L’employeur doit déclarer tout accident du travail à la CPAM sous 48 h (art. R.441-1 CSS). Le salarié perçoit des indemnités journalières (60 % puis 80 % du salaire) sans délai de carence. En cas de faute inexcusable (manquement à l’obligation de sécurité), la victime obtient une majoration de rente et la réparation intégrale de tous ses préjudices. ~600 000 accidents/an en France.
Définition de l’accident du travail (art. L.411-1 CSS)
L’article L.411-1 du Code de la sécurité sociale (CSS) définit l’accident du travail comme « l’accident survenu par le fait ou à l’occasion du travail à toute personne salariée ». Trois éléments constitutifs doivent être réunis :
- Fait accidentel soudain : distinct de la maladie professionnelle (exposition prolongée).
- Lésion corporelle ou psychologique : fracture, brûlure, choc émotionnel.
- Lien de subordination : relation de travail caractérisée.
La présomption d’imputabilité est fondamentale : tout accident survenu au temps et au lieu du travail est présumé être un accident du travail (Cass. soc., 2 avril 2003, n° 00-21.768). L’employeur ou la CPAM peut renverser cette présomption en prouvant une cause totalement étrangère.
L’accident de trajet (art. L.411-2) est assimilé lorsqu’il survient sur le trajet domicile–lieu de travail ou lieu de travail–lieu de restauration. La Cour de cassation a élargi la notion au choc psychologique subi au temps et au lieu du travail (Cass. civ. 2e, 1er juillet 2003, n° 02-30.576), incluant le harcèlement moral ayant provoqué un stress post-traumatique brutal. La tentative de suicide sur le lieu de travail bénéficie de la présomption d’imputabilité (Cass. civ. 2e, 22 février 2007, n° 05-13.771).
Déclaration obligatoire dans les 48 heures (art. R.441-1 CSS)
L’employeur doit déclarer tout accident à la CPAM dans les 48 heures suivant la connaissance de l’accident (art.
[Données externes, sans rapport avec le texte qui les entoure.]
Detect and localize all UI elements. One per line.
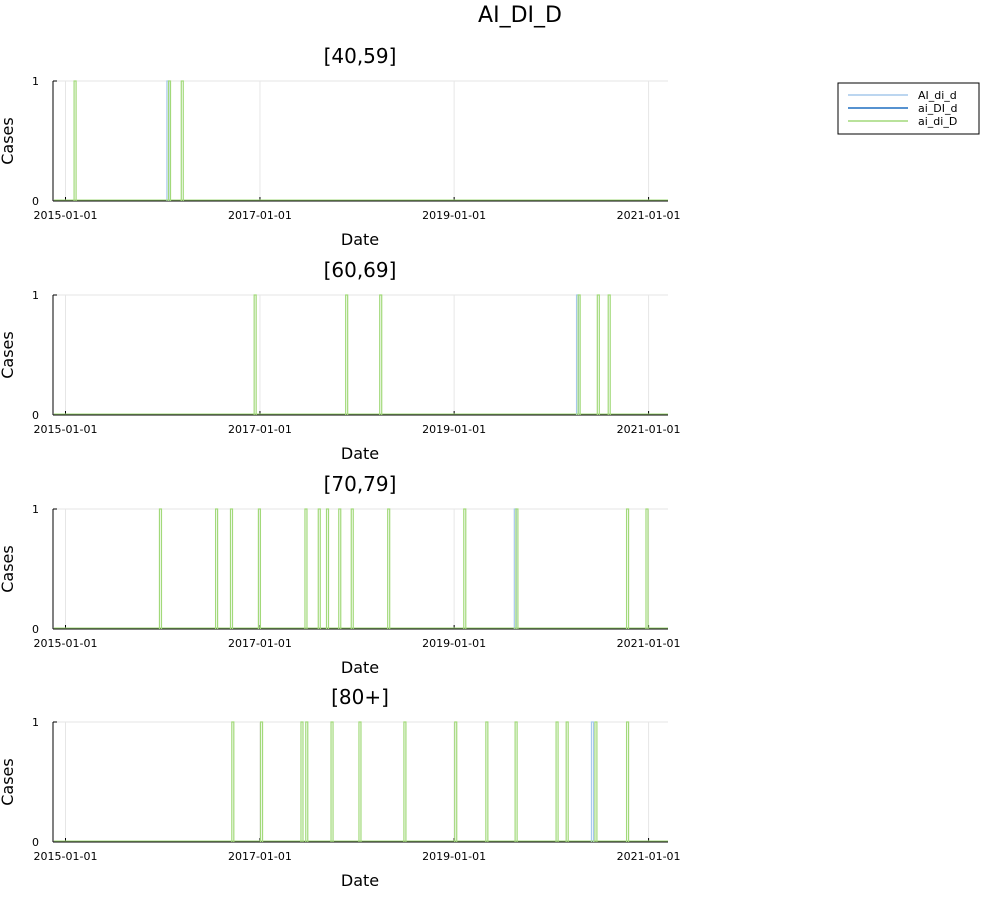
series-spike (454, 721, 458, 842)
series-spike (596, 294, 600, 415)
y-axis-label: Cases (0, 758, 17, 806)
series-spike (325, 508, 330, 629)
y-tick-label: 0 (32, 623, 39, 636)
series-spike (317, 508, 321, 629)
y-axis-label: Cases (0, 545, 17, 593)
series-spike (338, 508, 342, 629)
series-spike (379, 294, 383, 415)
legend-label: ai_DI_d (918, 102, 958, 115)
chart-panel: [80+] 2015-01-01 2017-01-01 2019-01-01 2021-… (0, 685, 681, 890)
series-spike (387, 508, 391, 629)
series-spike (358, 721, 362, 842)
chart-panel: [70,79] 2015-01-01 2017-01-01 2019-01-01 202… (0, 472, 681, 677)
series-spike (214, 508, 219, 629)
y-tick-label: 0 (32, 409, 39, 422)
x-tick-label: 2021-01-01 (617, 209, 681, 222)
series-spike (555, 721, 559, 842)
panel-title: [40,59] (324, 44, 397, 68)
x-tick-label: 2017-01-01 (228, 209, 292, 222)
x-axis-label: Date (341, 658, 379, 677)
series-spike (515, 508, 519, 629)
y-axis-label: Cases (0, 117, 17, 165)
x-axis-label: Date (341, 444, 379, 463)
series-spike (345, 294, 349, 415)
series-spike (607, 294, 611, 415)
x-tick-label: 2019-01-01 (422, 637, 486, 650)
series-spike (403, 721, 407, 842)
series-spike (514, 721, 518, 842)
x-tick-label: 2017-01-01 (228, 637, 292, 650)
x-tick-label: 2021-01-01 (617, 637, 681, 650)
panel-title: [60,69] (324, 258, 397, 282)
legend-label: ai_di_D (918, 115, 957, 128)
legend-label: AI_di_d (918, 89, 957, 102)
series-spike (565, 721, 569, 842)
series-spike (577, 294, 581, 415)
y-tick-label: 0 (32, 195, 39, 208)
x-tick-label: 2017-01-01 (228, 423, 292, 436)
series-spike (485, 721, 489, 842)
series-spike (158, 508, 163, 629)
series-spike (304, 508, 308, 629)
chart-panel: [60,69] 2015-01-01 2017-01-01 2019-01-01 202… (0, 258, 681, 463)
series-spike (645, 508, 649, 629)
series-spike (231, 721, 235, 842)
y-tick-label: 1 (32, 289, 39, 302)
series-spike (229, 508, 234, 629)
y-tick-label: 1 (32, 75, 39, 88)
x-tick-label: 2021-01-01 (617, 850, 681, 863)
x-axis-label: Date (341, 230, 379, 249)
x-tick-label: 2017-01-01 (228, 850, 292, 863)
series-spike (625, 508, 630, 629)
main-title: AI_DI_D (478, 3, 562, 28)
x-tick-label: 2019-01-01 (422, 209, 486, 222)
series-spike (253, 294, 257, 415)
series-spike (259, 721, 264, 842)
chart-panel: [40,59] 2015-01-01 2017-01-01 2019-01-01 202… (0, 44, 681, 249)
series-spike (167, 80, 172, 201)
y-tick-label: 1 (32, 503, 39, 516)
series-spike (305, 721, 309, 842)
y-tick-label: 1 (32, 716, 39, 729)
x-tick-label: 2015-01-01 (34, 637, 98, 650)
panel-title: [80+] (331, 685, 389, 709)
x-tick-label: 2015-01-01 (34, 209, 98, 222)
series-spike (330, 721, 334, 842)
series-spike (180, 80, 184, 201)
x-axis-label: Date (341, 871, 379, 890)
series-spike (73, 80, 77, 201)
x-tick-label: 2021-01-01 (617, 423, 681, 436)
x-tick-label: 2015-01-01 (34, 850, 98, 863)
series-spike (257, 508, 262, 629)
x-tick-label: 2019-01-01 (422, 850, 486, 863)
x-tick-label: 2019-01-01 (422, 423, 486, 436)
y-tick-label: 0 (32, 836, 39, 849)
panel-title: [70,79] (324, 472, 397, 496)
series-spike (300, 721, 304, 842)
series-spike (590, 721, 595, 842)
series-spike (350, 508, 354, 629)
y-axis-label: Cases (0, 331, 17, 379)
series-spike (594, 721, 598, 842)
series-spike (463, 508, 467, 629)
chart-panels: [40,59] 2015-01-01 2017-01-01 2019-01-01 202… (0, 44, 681, 890)
x-tick-label: 2015-01-01 (34, 423, 98, 436)
legend: AI_di_dai_DI_dai_di_D (837, 82, 980, 135)
series-spike (625, 721, 630, 842)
R.441-1 CSS). Cette déclaration s’effectue en ligne sur net-entreprises.fr (formulaire Cerfa n° 14463*03) ou par LRAR.
Sanctions en cas de manquement :
- Contravention de 4e classe : 750 € d’amende (art. R.471-3 CSS).
- Récidive : prise en charge des frais médicaux par la CPAM avec imputation au compte employeur (majoration du taux AT/MP).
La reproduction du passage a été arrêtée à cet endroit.